The new president of TransAfrica, Bill Fletcher, says he will advocate for a U.S. foreign policy that will help advance interests of the African world. TransAfrica is a Washington-based African-American foreign policy advocacy organization founded in 1976. Mr. Fletcher wants to retool TransAfrica for the 21st Century.
Bill Fletcher is a long time labor union activist. He is a former vice president of international trade union development programs for the George Meany Center of the labor union, AFL-CIO. Before that, he served as education director and later assistant to the president of the AFL-CIO.

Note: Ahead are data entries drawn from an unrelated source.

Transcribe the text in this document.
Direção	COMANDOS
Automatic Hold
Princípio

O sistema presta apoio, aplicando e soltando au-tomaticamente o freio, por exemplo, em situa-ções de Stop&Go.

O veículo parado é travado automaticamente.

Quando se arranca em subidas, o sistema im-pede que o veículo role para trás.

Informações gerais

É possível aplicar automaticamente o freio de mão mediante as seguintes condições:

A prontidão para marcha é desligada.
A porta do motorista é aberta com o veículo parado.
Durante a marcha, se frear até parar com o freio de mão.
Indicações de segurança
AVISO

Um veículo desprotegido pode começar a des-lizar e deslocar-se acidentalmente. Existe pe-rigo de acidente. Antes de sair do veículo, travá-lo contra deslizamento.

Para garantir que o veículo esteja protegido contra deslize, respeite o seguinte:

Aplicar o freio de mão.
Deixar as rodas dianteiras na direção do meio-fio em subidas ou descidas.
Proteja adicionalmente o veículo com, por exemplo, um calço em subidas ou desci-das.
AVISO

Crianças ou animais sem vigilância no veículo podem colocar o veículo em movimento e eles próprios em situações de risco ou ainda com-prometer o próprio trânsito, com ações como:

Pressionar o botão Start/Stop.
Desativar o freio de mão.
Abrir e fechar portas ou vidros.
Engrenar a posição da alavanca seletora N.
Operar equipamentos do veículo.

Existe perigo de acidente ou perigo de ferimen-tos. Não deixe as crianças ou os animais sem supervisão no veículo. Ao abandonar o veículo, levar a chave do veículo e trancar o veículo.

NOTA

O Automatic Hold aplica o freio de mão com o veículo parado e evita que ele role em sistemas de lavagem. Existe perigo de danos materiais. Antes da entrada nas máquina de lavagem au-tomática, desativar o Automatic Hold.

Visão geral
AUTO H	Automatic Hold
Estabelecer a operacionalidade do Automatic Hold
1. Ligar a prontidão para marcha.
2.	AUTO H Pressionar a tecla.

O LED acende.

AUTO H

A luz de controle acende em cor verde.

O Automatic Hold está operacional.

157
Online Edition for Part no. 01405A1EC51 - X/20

Mr. Fletcher takes over the leadership of TransAfrica from its founder, Randall Robinson. Mr. Fletcher says he wants to make TransAfrica a grass roots oriented organization. "One of the things that's happened with globalization has been the increase of sweatshops both here in the United States but as well overseas," he says. "And it's important that we raise consciousness about the growth of sweatshops in the African world, in the Caribbean for example, in Latin America, as well as in Africa. A second issue is our deep concern about the way that the United States is treating Haiti. The United States at present is blocking $500 million of promised aid to Haiti because of objection to alleged election irregularities that took place in the last senatorial election in Haiti."
Mr. Fletcher also says that TransAfrica under his leadership will deal with the issue of reparations for Africa and what he calls the U.S. role in destabilizing African countries. Mr. Fletcher is unapologetic about criticism by some that he may be ideologically left-leaning. But he says he wants TransAfrica to reach out to a diverse constituency. "I see the need for [the] TransAfrica Forum to be right smack in the middle of the fight for global justice, and I think that it is critically important that we not look at this as some sort of abstract issue," he says. "As I've said to other people that the issue of global justice should have become very clear to people in the United States on September 11, 2001. And if we don't understand the anger that's out there in the global south about injustice, there's going to be more attacks, there's going more hatred."

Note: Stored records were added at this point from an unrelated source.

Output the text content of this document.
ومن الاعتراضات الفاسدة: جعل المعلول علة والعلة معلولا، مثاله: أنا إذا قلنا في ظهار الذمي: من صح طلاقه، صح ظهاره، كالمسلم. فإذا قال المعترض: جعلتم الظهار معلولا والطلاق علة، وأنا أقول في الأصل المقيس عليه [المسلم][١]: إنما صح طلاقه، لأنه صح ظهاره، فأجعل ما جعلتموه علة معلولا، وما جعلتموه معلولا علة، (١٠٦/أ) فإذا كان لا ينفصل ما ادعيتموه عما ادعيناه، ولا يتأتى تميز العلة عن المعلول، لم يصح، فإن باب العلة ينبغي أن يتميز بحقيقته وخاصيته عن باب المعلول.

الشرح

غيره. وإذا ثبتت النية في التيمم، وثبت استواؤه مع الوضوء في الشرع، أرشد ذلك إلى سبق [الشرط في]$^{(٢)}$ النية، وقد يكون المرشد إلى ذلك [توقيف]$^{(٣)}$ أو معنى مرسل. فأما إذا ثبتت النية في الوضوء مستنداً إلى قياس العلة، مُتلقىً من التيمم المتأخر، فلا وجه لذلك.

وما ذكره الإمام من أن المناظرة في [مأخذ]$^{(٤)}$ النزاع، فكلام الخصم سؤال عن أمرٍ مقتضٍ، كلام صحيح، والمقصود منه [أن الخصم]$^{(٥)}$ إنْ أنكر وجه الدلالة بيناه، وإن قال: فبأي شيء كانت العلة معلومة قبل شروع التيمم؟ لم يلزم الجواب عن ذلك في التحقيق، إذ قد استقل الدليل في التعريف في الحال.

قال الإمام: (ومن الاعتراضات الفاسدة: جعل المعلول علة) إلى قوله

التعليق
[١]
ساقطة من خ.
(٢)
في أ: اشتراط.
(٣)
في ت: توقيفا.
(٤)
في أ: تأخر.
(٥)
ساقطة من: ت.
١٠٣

TransAfrica played a leading role in galvanizing the anti-apartheid movement in the United States. With the end of apartheid, TransAfrica took on Nigeria's military leadership accusing it of human rights violations. But some have criticized TransAfrica of being selective when it comes to picking which African issues to advocate for.
Mr. Fletcher says such criticism is not fair. "Let me just say that there are so many issues facing the African world that it's impossible for a small organization to take up all of them. But the other thing is that the issue of apartheid and white minority rule in southern Africa was an issue that had been historically on the minds of African Americans going back to the 1940s, and Transafrica was part of the lineage," he says. "I think the issue of the military regime in Nigeria, Randall Robinson was very courageous because there were many people that took the position that an African American organization should not be publicly criticizing a black government, and there were many people that were deceived by the rhetoric of the Nigerian military regime and thought of them as nationalists rather than the criminals that they were."

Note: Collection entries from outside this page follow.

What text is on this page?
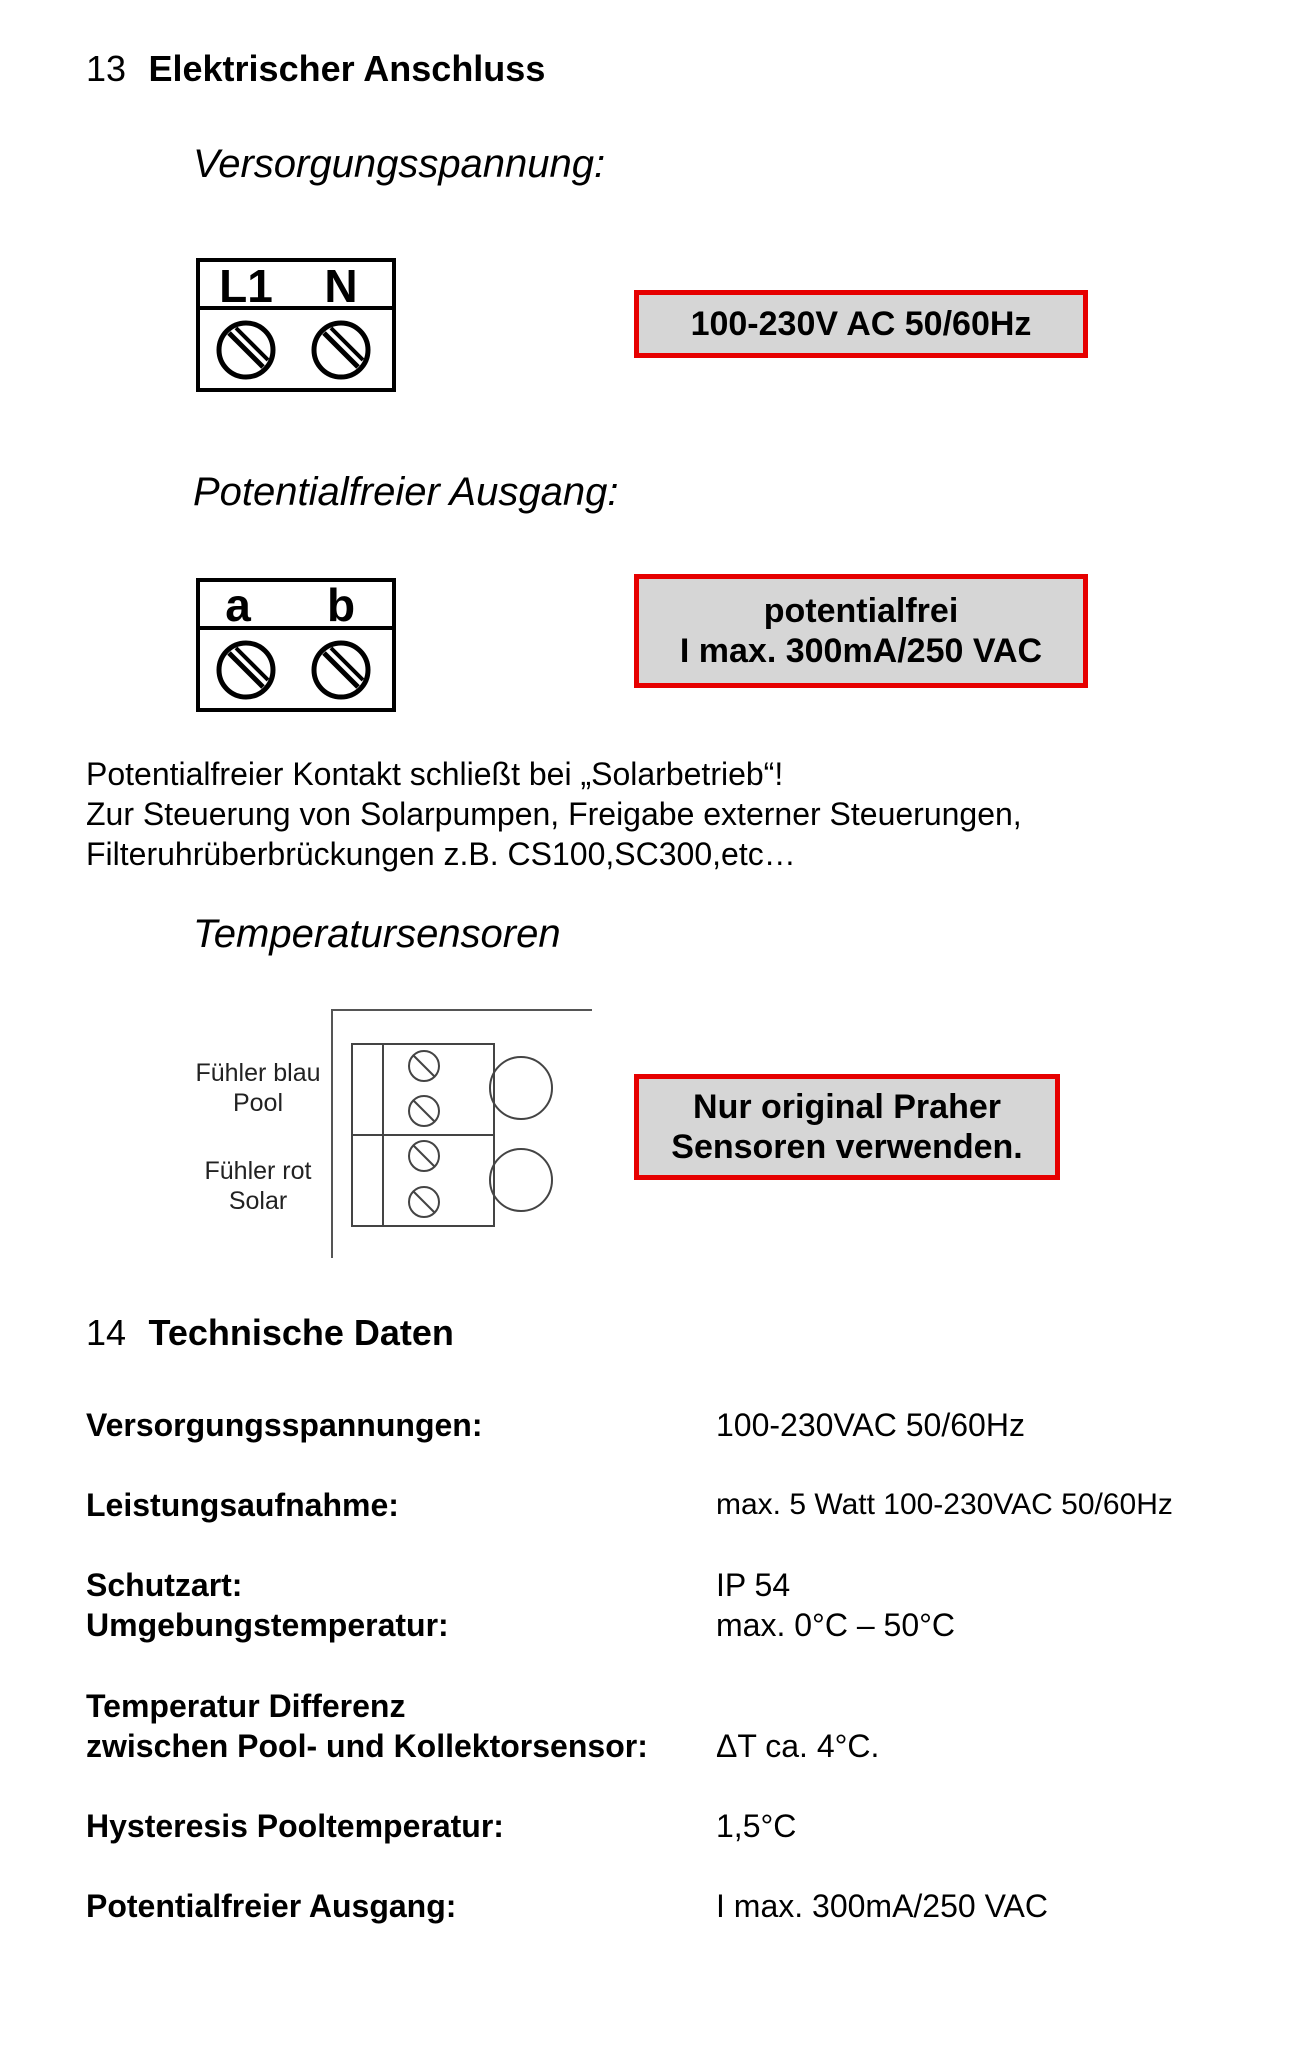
13 Elektrischer Anschluss
Versorgungsspannung:
L1 N
100-230V AC 50/60Hz
Potentialfreier Ausgang:
a b	potentialfrei
I max. 300mA/250 VAC
Potentialfreier Kontakt schließt bei „Solarbetrieb“!
Zur Steuerung von Solarpumpen, Freigabe externer Steuerungen,
Filteruhrüberbrückungen z.B. CS100,SC300,etc…
Temperatursensoren
Fühler blau
Pool
Fühler rot
Solar
Nur original Praher
Sensoren verwenden.
14 Technische Daten
Versorgungsspannungen:	100-230VAC 50/60Hz
Leistungsaufnahme:	max. 5 Watt 100-230VAC 50/60Hz
Schutzart:	IP 54
Umgebungstemperatur:	max. 0°C – 50°C
Temperatur Differenz
zwischen Pool- und Kollektorsensor: ΔT ca. 4°C.
Hysteresis Pooltemperatur:	1,5°C
Potentialfreier Ausgang:	I max. 300mA/250 VAC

Mr. Fletcher says he hopes the African Union will serve as a framework to advance peace, democracy, and self-determination in Africa. He says African leaders should focus on developing economies that address the needs of the African people rather than economies that serve the needs of the Western world.
On Tuesday November 12, TransAfrica will officially dedicate its new location in Washington. The new building is a sharp contrast from the elegant and more expensive old building. Mr. Fletcher describes it as one that feels like a movement organization building.